A last minute re-read of John J. Palmers excellent musings on all-grain brewing and brew day was go! The first job was of course to clean and sterilise everything. Once that was done I put the stove on and started warming the water while weighing out my grains. As soon as the water hit the right temperature I added to the mash, stirred it in and measured the temperature, aiming for 66 degrees centigrade once mashed in. By a stroke of luck (or good calculation formulas - isn't the internet great) I hit this on the nose...

I left the grains to soak for an hour before taking the first runnings. This involved taking a sample then recycling until the grain bed settled and the wort ran clear. Once this was running clear, I ran it off into my fermenting bucket while heating my sparge water...

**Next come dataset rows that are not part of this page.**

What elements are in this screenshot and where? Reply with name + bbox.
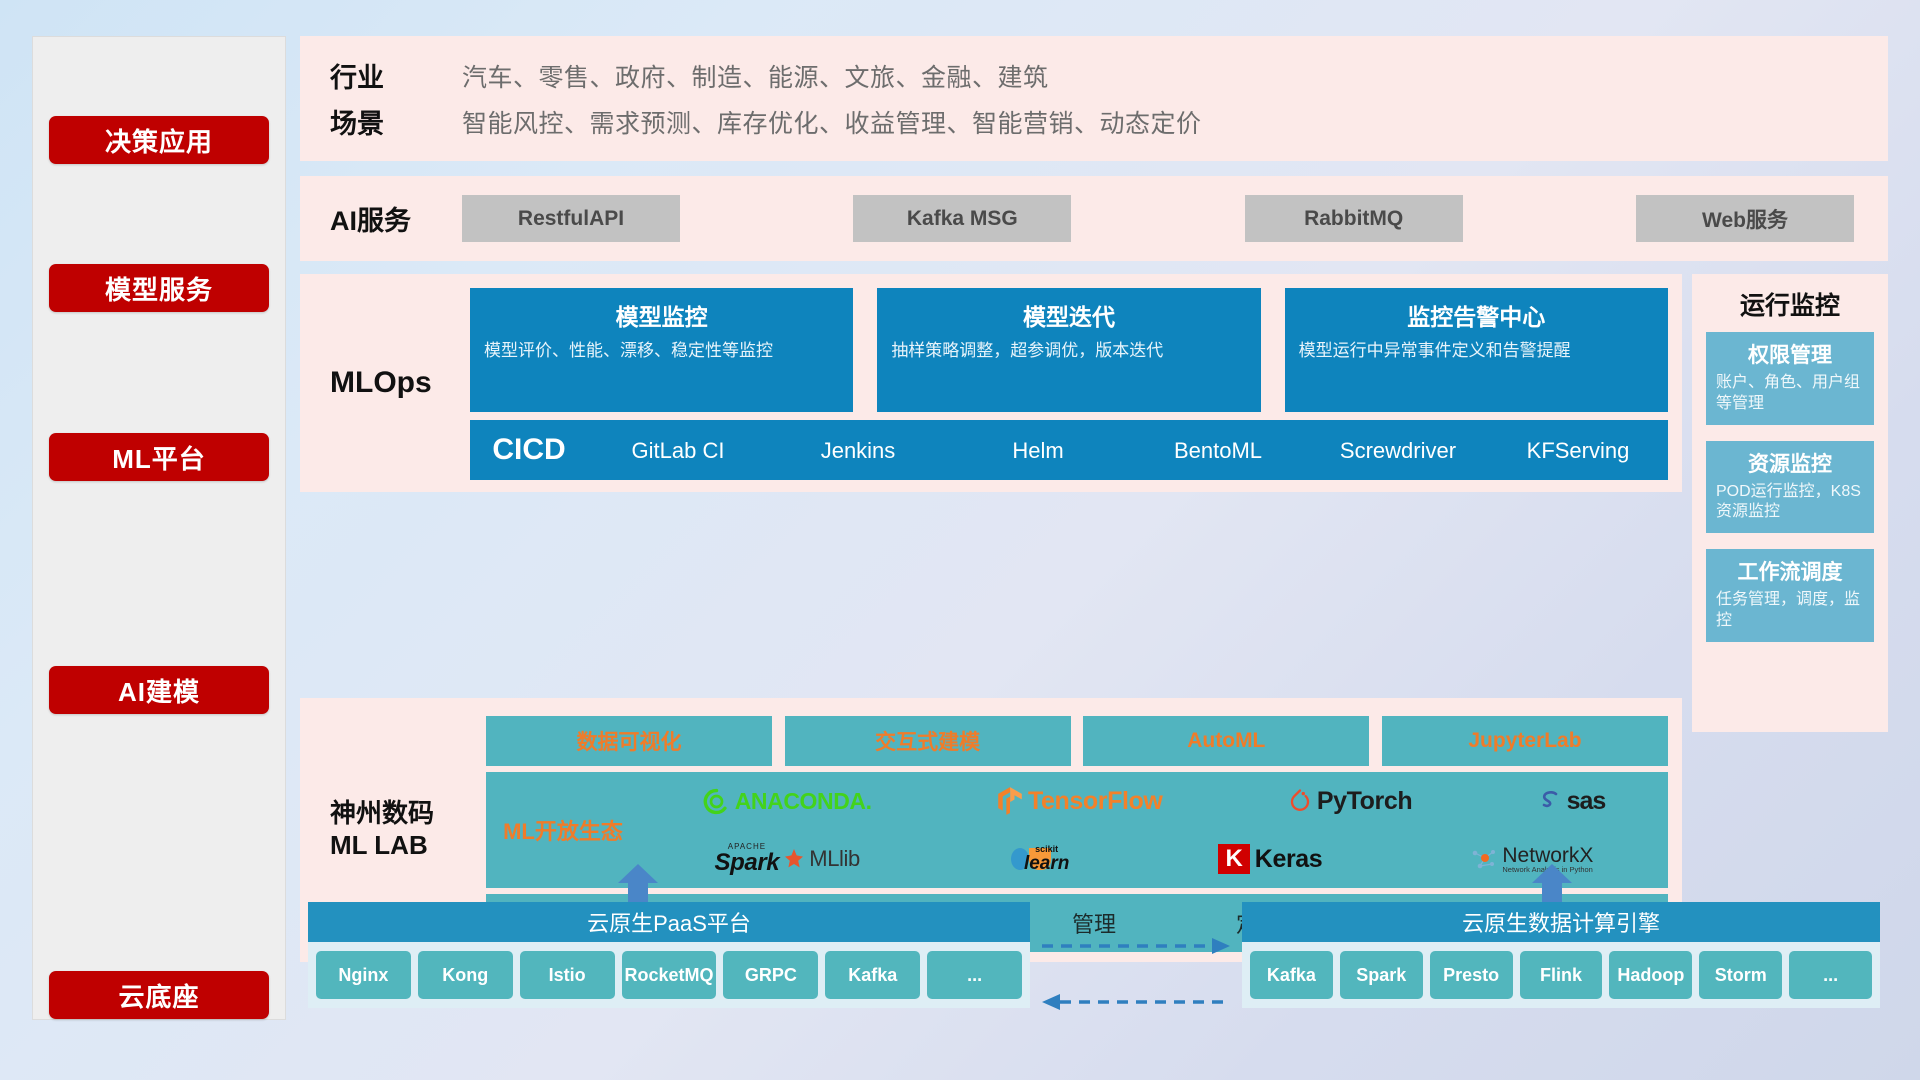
spark-label: Spark	[715, 851, 780, 875]
engine-chip-presto[interactable]: Presto	[1430, 951, 1513, 999]
ml-open-ecosystem-label: ML开放生态	[486, 814, 640, 846]
scikit-learn-logo: scikit learn	[1009, 845, 1069, 873]
arrow-up-paas-icon	[616, 864, 660, 904]
engine-chip-flink[interactable]: Flink	[1520, 951, 1603, 999]
monitor-card-desc: 任务管理，调度，监控	[1716, 590, 1864, 632]
learn-label: learn	[1024, 854, 1069, 873]
mlops-card-group: 模型监控 模型评价、性能、漂移、稳定性等监控 模型迭代 抽样策略调整，超参调优，…	[470, 288, 1668, 412]
monitor-card-workflow[interactable]: 工作流调度 任务管理，调度，监控	[1706, 549, 1874, 642]
anaconda-logo: ANACONDA.	[703, 788, 872, 815]
ml-lab-tab-group: 数据可视化 交互式建模 AutoML JupyterLab	[486, 716, 1668, 766]
stack-label-model-service[interactable]: 模型服务	[49, 264, 269, 312]
mlops-card-model-monitoring[interactable]: 模型监控 模型评价、性能、漂移、稳定性等监控	[470, 288, 853, 412]
industry-row: 行业 汽车、零售、政府、制造、能源、文旅、金融、建筑	[330, 53, 1888, 99]
ai-service-button-restfulapi[interactable]: RestfulAPI	[462, 195, 680, 242]
mlops-panel: MLOps 模型监控 模型评价、性能、漂移、稳定性等监控 模型迭代 抽样策略调整…	[300, 274, 1682, 492]
spark-star-icon	[784, 849, 804, 869]
monitor-card-title: 工作流调度	[1716, 556, 1864, 586]
cicd-title: CICD	[470, 433, 588, 467]
scenario-key: 场景	[330, 102, 462, 141]
ml-lab-tab-automl[interactable]: AutoML	[1083, 716, 1369, 766]
paas-chip-rocketmq[interactable]: RocketMQ	[622, 951, 717, 999]
engine-chip-storm[interactable]: Storm	[1699, 951, 1782, 999]
cloud-native-data-engine-title: 云原生数据计算引擎	[1242, 902, 1880, 942]
industry-scenario-panel: 行业 汽车、零售、政府、制造、能源、文旅、金融、建筑 场景 智能风控、需求预测、…	[300, 36, 1888, 161]
cloud-native-paas-chip-group: Nginx Kong Istio RocketMQ GRPC Kafka ...	[308, 942, 1030, 1008]
engine-chip-hadoop[interactable]: Hadoop	[1609, 951, 1692, 999]
runtime-monitor-panel: 运行监控 权限管理 账户、角色、用户组等管理 资源监控 POD运行监控，K8S资…	[1692, 274, 1888, 732]
networkx-label: NetworkX	[1502, 845, 1593, 866]
monitor-card-title: 资源监控	[1716, 448, 1864, 478]
cloud-native-paas-group: 云原生PaaS平台 Nginx Kong Istio RocketMQ GRPC…	[308, 902, 1030, 1008]
ecosystem-logo-row-1: ANACONDA. TensorFlow	[640, 772, 1668, 830]
architecture-diagram: 决策应用 模型服务 ML平台 AI建模 云底座 行业 汽车、零售、政府、制造、能…	[0, 0, 1920, 1080]
sas-label: sas	[1567, 787, 1606, 816]
paas-chip-nginx[interactable]: Nginx	[316, 951, 411, 999]
mlops-card-model-iteration[interactable]: 模型迭代 抽样策略调整，超参调优，版本迭代	[877, 288, 1260, 412]
cicd-item-screwdriver[interactable]: Screwdriver	[1308, 438, 1488, 462]
ai-service-button-group: RestfulAPI Kafka MSG RabbitMQ Web服务	[462, 195, 1888, 242]
mlops-card-title: 监控告警中心	[1299, 298, 1654, 332]
bidirectional-dashed-arrows-icon	[1036, 932, 1236, 1016]
ai-service-button-web[interactable]: Web服务	[1636, 195, 1854, 242]
mlops-card-title: 模型监控	[484, 298, 839, 332]
engine-chip-more[interactable]: ...	[1789, 951, 1872, 999]
ai-service-key: AI服务	[330, 199, 462, 238]
ml-lab-tab-data-visualization[interactable]: 数据可视化	[486, 716, 772, 766]
stack-label-decision-app[interactable]: 决策应用	[49, 116, 269, 164]
spark-mllib-logo: APACHE Spark MLlib	[715, 843, 860, 875]
cicd-bar: CICD GitLab CI Jenkins Helm BentoML Scre…	[470, 420, 1668, 480]
ecosystem-logo-grid: ANACONDA. TensorFlow	[640, 772, 1668, 888]
ml-platform-row: MLOps 模型监控 模型评价、性能、漂移、稳定性等监控 模型迭代 抽样策略调整…	[300, 274, 1888, 492]
cicd-item-helm[interactable]: Helm	[948, 438, 1128, 462]
industry-key: 行业	[330, 56, 462, 95]
anaconda-icon	[703, 788, 730, 815]
cloud-native-data-engine-group: 云原生数据计算引擎 Kafka Spark Presto Flink Hadoo…	[1242, 902, 1880, 1008]
ai-service-panel: AI服务 RestfulAPI Kafka MSG RabbitMQ Web服务	[300, 176, 1888, 261]
ml-open-ecosystem-panel: ML开放生态 ANACONDA.	[486, 772, 1668, 888]
pytorch-icon	[1288, 788, 1312, 815]
paas-chip-kong[interactable]: Kong	[418, 951, 513, 999]
monitor-card-desc: POD运行监控，K8S资源监控	[1716, 482, 1864, 524]
mlops-key: MLOps	[330, 274, 462, 492]
scenario-value: 智能风控、需求预测、库存优化、收益管理、智能营销、动态定价	[462, 104, 1202, 140]
mlops-card-desc: 抽样策略调整，超参调优，版本迭代	[891, 340, 1246, 362]
engine-chip-kafka[interactable]: Kafka	[1250, 951, 1333, 999]
mlops-card-desc: 模型运行中异常事件定义和告警提醒	[1299, 340, 1654, 362]
cloud-native-data-engine-chip-group: Kafka Spark Presto Flink Hadoop Storm ..…	[1242, 942, 1880, 1008]
ml-lab-key-line1: 神州数码	[330, 798, 434, 830]
mlops-card-alert-center[interactable]: 监控告警中心 模型运行中异常事件定义和告警提醒	[1285, 288, 1668, 412]
paas-chip-more[interactable]: ...	[927, 951, 1022, 999]
cicd-item-jenkins[interactable]: Jenkins	[768, 438, 948, 462]
mllib-label: MLlib	[809, 846, 860, 872]
sas-icon	[1538, 789, 1562, 813]
ml-lab-key-line2: ML LAB	[330, 830, 428, 862]
tensorflow-icon	[997, 786, 1023, 816]
mlops-card-title: 模型迭代	[891, 298, 1246, 332]
cicd-item-bentoml[interactable]: BentoML	[1128, 438, 1308, 462]
engine-chip-spark[interactable]: Spark	[1340, 951, 1423, 999]
industry-value: 汽车、零售、政府、制造、能源、文旅、金融、建筑	[462, 58, 1049, 94]
paas-chip-istio[interactable]: Istio	[520, 951, 615, 999]
tensorflow-logo: TensorFlow	[997, 786, 1162, 816]
monitor-card-title: 权限管理	[1716, 339, 1864, 369]
ai-service-button-kafka-msg[interactable]: Kafka MSG	[853, 195, 1071, 242]
mlops-card-desc: 模型评价、性能、漂移、稳定性等监控	[484, 340, 839, 362]
paas-chip-kafka[interactable]: Kafka	[825, 951, 920, 999]
monitor-card-desc: 账户、角色、用户组等管理	[1716, 373, 1864, 415]
keras-logo: K Keras	[1218, 844, 1322, 874]
cicd-item-gitlab-ci[interactable]: GitLab CI	[588, 438, 768, 462]
keras-k-icon: K	[1218, 844, 1249, 874]
anaconda-label: ANACONDA.	[735, 788, 872, 815]
cloud-native-paas-title: 云原生PaaS平台	[308, 902, 1030, 942]
paas-chip-grpc[interactable]: GRPC	[723, 951, 818, 999]
monitor-card-permission[interactable]: 权限管理 账户、角色、用户组等管理	[1706, 332, 1874, 425]
stack-label-ml-platform[interactable]: ML平台	[49, 433, 269, 481]
tensorflow-label: TensorFlow	[1028, 787, 1162, 816]
cloud-base-row: 云原生PaaS平台 Nginx Kong Istio RocketMQ GRPC…	[300, 880, 1888, 1030]
pytorch-label: PyTorch	[1317, 787, 1412, 816]
runtime-monitor-title: 运行监控	[1692, 274, 1888, 332]
stack-label-rail: 决策应用 模型服务 ML平台 AI建模 云底座	[32, 36, 286, 1020]
ml-lab-tab-interactive-modeling[interactable]: 交互式建模	[785, 716, 1071, 766]
cicd-item-group: GitLab CI Jenkins Helm BentoML Screwdriv…	[588, 438, 1668, 462]
stack-label-cloud-base[interactable]: 云底座	[49, 971, 269, 1019]
ml-lab-tab-jupyterlab[interactable]: JupyterLab	[1382, 716, 1668, 766]
pytorch-logo: PyTorch	[1288, 787, 1412, 816]
stack-label-ai-modeling[interactable]: AI建模	[49, 666, 269, 714]
ai-service-button-rabbitmq[interactable]: RabbitMQ	[1245, 195, 1463, 242]
scenario-row: 场景 智能风控、需求预测、库存优化、收益管理、智能营销、动态定价	[330, 99, 1888, 145]
arrow-up-data-engine-icon	[1530, 864, 1574, 904]
sas-logo: sas	[1538, 787, 1606, 816]
cicd-item-kfserving[interactable]: KFServing	[1488, 438, 1668, 462]
monitor-card-resource[interactable]: 资源监控 POD运行监控，K8S资源监控	[1706, 441, 1874, 534]
keras-label: Keras	[1255, 845, 1323, 874]
networkx-icon	[1471, 847, 1497, 871]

The run off took about an hour or so. I batch sparged and collected about 6 gallons of wort in total. While that was running off, I weighed out my first hop addition. Simcoe is a wonderful smelling hop and I might've spent some time with my face in the bag throughout the day...

The wort was transferred to the pot and brought to the boil and the hop schedule followed to the letter until the final addition 1 minute before flame out...

It was then time to chill the wort down as quickly as I could. This involved cycling water and ice through a large garden bucket until the wort had cooled down to about 30 degrees centigrade....

I then transferred it to the fermentation bucket (leaving as much trub behind as I could), took a gravity reading (1.078 - not bad) and cooled it further until it hit 22 degrees.  This took about an hour in total, most of which was the last 5 degrees (see lessons learned below).  I was finally ready to pitch my yeast. The Wyeast smack bag (smacked before starting the brew) was looking in great shape by this point so I poured it in and created an air-lock with a syphon tube and some cleaning solution. Below shows the fermentation on day 4, still bubbling away:

Dry hops will be added once fermentation is done and the beer is syphoned for secondary fermentation. Looking back, I learned a lot of things during my first all-grain brew day. Below are just a few...

  • A 90 minute boil leads to more loss than a 60 minute boil (don't laugh now!) so my overall yield was lower than I'd hoped
  • I need to cover my mash tun during the mash to help control temperature loss. I lost about 5 degrees in an hour
  • Plastic hose expands as it warms (stop it!) so relying on push-fit to secure it leads to leaks. I need to clamp the hose on to the mash tun (more wort lost through drippage)
  • I could get away with cooling the wort further before transferring it. It didn't lose that much temperature during the transfer so I had to wait ages to pitch the yeast
  • Home brewers are a great bunch and I received lots of tweets offering support and advice!

All told it was an interesting experience and I'm looking forward to trying the resulting beer. If it's drinkable, even better! All-grain brew number 2 is already being planned.